The entire creative works of one of the most influential Croatian artists of the 1950s and 1960s is presented in the one-storey villa at the address Vrhovac 38, known today as the Collection of Vjenceslav Richter and Nada Kareš Richter. Its history begins in 1980, when Vjenceslav Richter and his wife Nada Kareš Richter donated works of art and their family home to the city of Zagreb with the objective of creating a place where Constructivist Art could be studied, where young artists could gather, as well as to encourage the spreading of cultural contents outside the core downtown area of Zagreb.
The Richter Collection, as it is most frequently called, was entrusted for management to the Museum of Contemporary Art in 1998. This was the beginning of intensive work on the expert processing of the works of art of Vjenceslav Richter, as well as close cooperation between the museum curator and the artist, directed towards creating conditions for opening up the collection to the public. At the initiative of the donor, the park was set up with an arrangement of sculptures, while the ground floor of the villa was redecorated to host a permanent exhibition of donated works. In the spring 2000, the Collection was opened to the public, while the close cooperation between Vjenceslav Richter and the Museum continued with the artist's dedication to increasing the donation with new works. Today, 182 works of art, created in the period from 1963 to 2002, are kept in the Collection, and they touch upon all of the areas of Richter's artistic activities.
Vjenceslav Richter was always dedicated to the problem of synthesis in art. After experimenting in architecture and urbanism, he devoted himself to sculpture in the 1960s. In his first series of works, Centre and Centrije, originating from 1963 to 1965, he experimented with one of the fundamental geometrical shapes – the sphere. He broke up and built the inner space of the sphere with vertical and horizontal elements arranged to create its periphery.
In the 1960s and 1970s, alongside Richter’s Sinturbanism project, appeared the cycle entitled Systemic Sculptures, which emerged from Richter’s fascination with systems. The basic building unit is a square profile aluminum rod. By multiplying this unit, sculptures of various forms and formats are created. While studying the possibilities of the changeability of the form, sculptures emerged whose basic building units are movable. Richter calls the series of works, whose movable elements can be pushed in or pulled out to create an infinite array of possibilities, the Reliefmeter.
Systematic Print is a continuation of his systematic approach in the two-dimensional area in the 1970s. The system forms using four matrices, of which each consists of 900 fields, while the fundamental building element is the square, which varies from a full square to a thin square contour. Turning one matrix by 90o, a new situation arises and, with such a system, using only four matrices with four fixed colors, 914 different prints can be created. With this, the system is not exhausted, given that new artistic solutions can be obtained by using different colors.
He further developed the idea of the synthesis of the fine arts in Spatial Systemic Print - a cube of transparent surfaces printed with matrices of systemic prints - and Spatial Prints, in which the spatiality of the line is achieved by extending the aluminum rod within a transparent cube according to a specific system between two parallel sides.
Spatial Systemic Prints are a transition from Systemic Prints towards Spatial Paintings.
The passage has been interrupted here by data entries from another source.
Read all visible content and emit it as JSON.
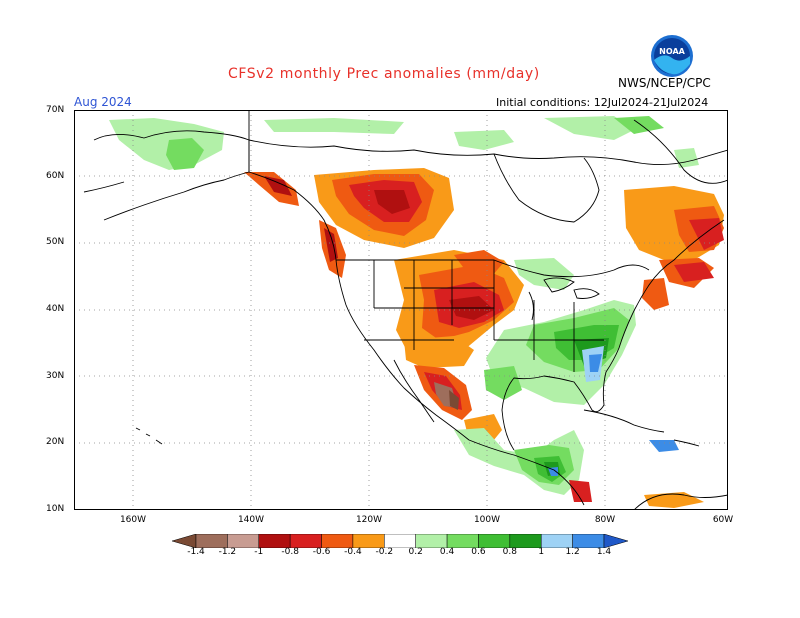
{
  "title": "CFSv2 monthly Prec anomalies (mm/day)",
  "agency": "NWS/NCEP/CPC",
  "month": "Aug 2024",
  "initial_conditions": "Initial conditions: 12Jul2024-21Jul2024",
  "lat_labels": [
    "70N",
    "60N",
    "50N",
    "40N",
    "30N",
    "20N",
    "10N"
  ],
  "lon_labels": [
    "160W",
    "140W",
    "120W",
    "100W",
    "80W",
    "60W"
  ],
  "colorbar": {
    "ticks": [
      "-1.4",
      "-1.2",
      "-1",
      "-0.8",
      "-0.6",
      "-0.4",
      "-0.2",
      "0.2",
      "0.4",
      "0.6",
      "0.8",
      "1",
      "1.2",
      "1.4"
    ],
    "colors": [
      "#7a4a34",
      "#9e6e5c",
      "#c89c92",
      "#b01010",
      "#d82020",
      "#ef5a12",
      "#f99a18",
      "#ffffff",
      "#b2f0a8",
      "#74dc60",
      "#3fbe34",
      "#1d9a1d",
      "#9ed2f5",
      "#3c8ce6",
      "#1f58c8"
    ]
  },
  "colors": {
    "dry_strong": "#d82020",
    "dry_weak": "#f99a18",
    "wet_weak": "#74dc60",
    "wet_strong": "#1d9a1d",
    "coast": "#000000",
    "grid": "#888888"
  }
}
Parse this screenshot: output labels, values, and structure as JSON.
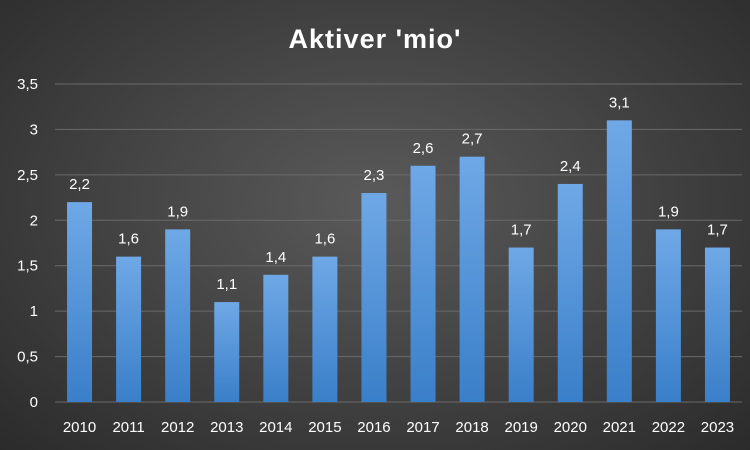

In some thirty works created in the late 1990s, the borders between the fine arts were erased. The Spatial Picture is a cube with transparent sides, divided in one direction into three parts with two transparent dividers. Each area is designed differently with colored self-adhesive bands, while any alteration to one surface affects the other fifteen surfaces. At the same time, the Spatial Painting can be thought of as a two-dimensional painting, as a sculpture without matter and as architecture without a practical function.
In the middle of the 1970s, continuing to experiment in the fine arts, a series of some twenty works of Systemic Painting was created, for which Vjenceslav Richter developed a special geometrical tool, triangles with angles of 20, 40, 60, 80 and 100º. With them, he created a scale of “neglected” angles and, in a certain way, protested against the frequent use of the right angle. Each painting was marked with a special sign, which shows the angles used.
At the end of the 1970s, and especially the 1980s and 1990s, Richter drifts away from the strict geometrical structures. The series of works entitled Spontaneous Drawings, Spontaneous Prints and Free Drawings emerged thanks to the freely led line or with the completely free stroke of the hand in two or three colors. Closely related to these works are Gravitational Drawings, in which, by pouring ink on paper, abstract drawings are formed owing to the force of gravity.
Numerous sketches, drawings and theoretical debates that are kept in the Richter Collection archive bear witness to the unfortunate fact that many of his projects have been left unrealized. During his entire artistic career, Richter was dedicated to an innovative approach in resolving certain problems, which, up till that point, had not been recognized and established in contemporary art.
Vjenceslav Richter’s works of art can be found in numerous museums throughout the world, among which are The Tate Gallery in London, the Museum of Modern Art in New York, the Museum of Contemporary Art Kiasma in Helsinki, the Museo Civico in Padua and so on.